É controvertida a existência de coisa julgada material parcial na hipótese de recurso parcial

1ª posição: há coisa julgada material parcial, tendo em vista a parcela da decisão não recorrida transita em julgado e,
sendo de mérito, produz imediatamente coisa julgada material. Nesse entendimento, o termo inicial da ação rescisória
não é a última decisão proferida no processo, mas o momento em que a parcela da decisão não foi objeto de recurso
(Humberto Theodoro Jr).

2ª posição (STJ): NÃO existe coisa julgada material parcial, havendo apenas um termo inicial para a ação rescisória: a
última decisão proferida no processo. por esse entendimento, mesmo havendo coisa julgada material parcial,
fenômeno inegavelmente possível diante do julgamento antecipado parcial do mérito previsto no art. 356, o termo
inicial da contagem do prazo de 2 anos para a ação rescisória será a última decisão proferida no processo (Cassio
Scarpinella, José Miguel Garcia Medina). Portanto, será cabível apenas uma ação rescisória por processo,
independentemente do trânsito em julgado parcial, com o que se evitaria o tumulto processual decorrente de
inúmeras coisas julgadas em um mesmo processo, com a consequente pluralidade de ações rescisórias REsp
736.650/MT, Min. Antônio Carlos Ferreira, Corte Especial, 20.08.2014, Info 547).

3ª posição (STF): há coisa julgada material parcial, sendo possível apontar para diferentes termos iniciais para a
propositura da ação rescisória, a depender do momento do trânsito em julgado do capítulo não impugnado da decisão
(RE 666.589/DF, Min. Marco Aurélio, 1ª Turma, 03.06.2014).
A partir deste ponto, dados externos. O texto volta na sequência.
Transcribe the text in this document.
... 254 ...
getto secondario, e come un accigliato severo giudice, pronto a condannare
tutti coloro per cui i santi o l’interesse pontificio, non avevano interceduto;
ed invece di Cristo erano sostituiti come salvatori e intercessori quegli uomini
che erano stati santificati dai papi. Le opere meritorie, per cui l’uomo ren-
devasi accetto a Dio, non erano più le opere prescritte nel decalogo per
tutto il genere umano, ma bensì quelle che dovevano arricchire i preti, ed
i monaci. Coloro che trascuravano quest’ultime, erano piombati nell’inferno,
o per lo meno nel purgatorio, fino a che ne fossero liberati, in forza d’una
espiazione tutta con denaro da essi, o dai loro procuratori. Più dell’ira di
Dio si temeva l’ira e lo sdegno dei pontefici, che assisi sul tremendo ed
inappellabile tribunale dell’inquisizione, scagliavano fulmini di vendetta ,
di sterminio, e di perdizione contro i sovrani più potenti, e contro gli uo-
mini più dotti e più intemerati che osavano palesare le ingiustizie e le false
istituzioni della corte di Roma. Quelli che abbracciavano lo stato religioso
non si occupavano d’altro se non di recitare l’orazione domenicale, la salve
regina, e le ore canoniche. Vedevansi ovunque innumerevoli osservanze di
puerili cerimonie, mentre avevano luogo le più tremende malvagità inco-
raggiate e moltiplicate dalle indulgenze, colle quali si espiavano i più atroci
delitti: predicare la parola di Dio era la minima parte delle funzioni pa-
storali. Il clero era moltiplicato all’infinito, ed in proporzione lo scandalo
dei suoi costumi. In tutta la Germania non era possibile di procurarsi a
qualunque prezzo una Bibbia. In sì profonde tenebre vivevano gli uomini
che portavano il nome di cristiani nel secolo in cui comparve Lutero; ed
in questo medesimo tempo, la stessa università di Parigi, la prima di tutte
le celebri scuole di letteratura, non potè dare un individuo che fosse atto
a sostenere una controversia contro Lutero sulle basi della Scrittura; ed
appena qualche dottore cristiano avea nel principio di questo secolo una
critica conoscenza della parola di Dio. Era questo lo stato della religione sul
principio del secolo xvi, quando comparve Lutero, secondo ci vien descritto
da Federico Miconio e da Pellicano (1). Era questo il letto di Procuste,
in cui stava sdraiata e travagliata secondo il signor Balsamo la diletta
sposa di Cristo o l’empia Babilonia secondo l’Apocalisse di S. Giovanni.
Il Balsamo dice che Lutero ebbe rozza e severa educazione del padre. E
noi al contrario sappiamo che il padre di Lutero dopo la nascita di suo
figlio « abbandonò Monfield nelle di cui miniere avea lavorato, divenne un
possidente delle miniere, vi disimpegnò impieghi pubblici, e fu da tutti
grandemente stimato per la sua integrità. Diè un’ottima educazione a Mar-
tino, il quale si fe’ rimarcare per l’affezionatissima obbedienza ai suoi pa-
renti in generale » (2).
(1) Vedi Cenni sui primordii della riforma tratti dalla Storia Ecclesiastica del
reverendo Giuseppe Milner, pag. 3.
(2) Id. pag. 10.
4ª posição: o art. 975 não prevê um termo inicial da ação rescisória, mas sim seu termo final. Logo, constando o
trânsito em julgado de capítulo da decisão de mérito, a parte poderá imediatamente ingressar com ação rescisória,
tendo como termo final do exercício desse direito o prazo de 2 anos da última decisão proferida no processo (Daniel
Assumpção).

No prazo de 2 anos, a parte NÃO perde o direito à ação rescisória, mas o próprio direito material de desconstituir a
decisão, de forma que o prazo de 2 anos tem natureza decadencial. Não poderia ser outra solução, considerando-se
que ação rescisória tem natureza constitutiva e versa sobre direito potestativo (Barbosa Moreira). Sendo de
decadência, o prazo não se interrompe nem se suspende. Vencido em data na qual não há expediente forense,
recesso, férias ou feriados, caberá à parte interessada ingressar com a ação rescisória no primeiro dia útil subsequente
(art. 975, §1º). De acordo com o STJ, o prazo decadencial de 2 anos só se considerará interrompido quando a relação
processual estiver completa, de forma que a formação de litisconsórcio necessário ulterior só será admitida antes do
vencimento do prazo (REsp 863.890/SC, Min. Nancy Andrighi, 3ª Turma, 17.02.2011, Info 463). Caso o prazo de 2 anos
transcorra sem tal formação, caberá a extinção da ação por decadência (art. 487, II). O prazo de 2 anos não flui em
desfavor de incapazes (art. 208). Nesse caso, o termo inicial do prazo de 2 anos é a perda da condição de incapaz.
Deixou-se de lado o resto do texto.